1- Wife: yesterday-night I saw a dream
That u were sending me
Jewelry and clothes!
Husband: yeah, I saw
your dad paying the bill !!!
2- Message of the year:-
Women live a better, longer & peaceful life..!!
Why? Very simple…
A woman does not have a wife..!!!
3- Husband to a newly wed wife!
I could go to the end of the world for you
Wife:Thanks,but promise me
you will stay there for the rest of your life.
4- Judge:why did u shoot ur wife
instead of shootingher lover?
Sardar:Your honour,
it’s easier to shoot a woman once,
than shooting one man every week.
5- Doctor: Madam, your husband needs rest
and pease so here are some sleeping pills.

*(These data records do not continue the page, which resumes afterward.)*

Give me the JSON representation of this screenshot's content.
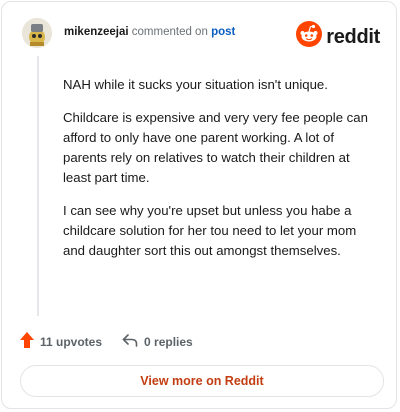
{
  "comment": {
    "username": "mikenzeejai",
    "commented_on_text": "commented on",
    "post_link": "post",
    "paragraphs": [
      "NAH while it sucks your situation isn't unique.",
      "Childcare is expensive and very very fee people can afford to only have one parent working. A lot of parents rely on relatives to watch their children at least part time.",
      "I can see why you're upset but unless you habe a childcare solution for her tou need to let your mom and daughter sort this out amongst themselves."
    ]
  },
  "brand": {
    "wordmark": "reddit",
    "color": "#ff4500"
  },
  "footer": {
    "upvotes": "11 upvotes",
    "replies": "0 replies"
  },
  "cta": {
    "label": "View more on Reddit"
  },
  "icons": [
    "avatar",
    "reddit-logo-icon",
    "upvote-arrow-icon",
    "reply-icon"
  ],
  "colors": {
    "accent": "#ff4500",
    "link": "#0a5ec2",
    "cta_text": "#c23e12"
  }
}
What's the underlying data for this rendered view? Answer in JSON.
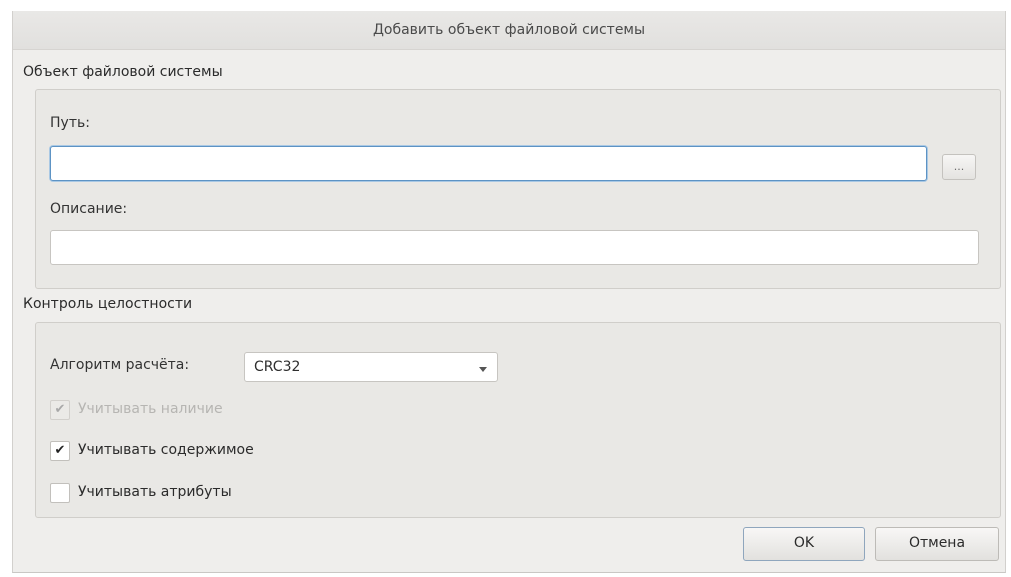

Wife: Doc, when should I give them to him?
Doctor:They are for you.!!
6- Husband:u will never succeed
in making that dog obey u!
Wife:Nonsense it’s only a matter of patience,
I had a lot of trouble with u at first.
7- Husband & wife are like liver and kidney.
Husband is liver & wife is kidney.
If liver fails, kidney fails.
If kidney fails, liver manages with other kidney.
8- Biwi: Tumare dimag me sirf gobar bhara hai.
Pati: To fir itni der se Q kha rahi ho?
9- Wife: Kya kar rahe ho?
Husband: Makkhiya maar rha hu.
Wife: Kitni mari?
Husband: 3 male aur 2 female.
Wife: Kaise malum?
Husband: Kyonki 3 daru ki botal se chipki thi or 2 phone se...
10- Wife: What is so interesting in me?
Husband: I dont know the meaning of interesting!!!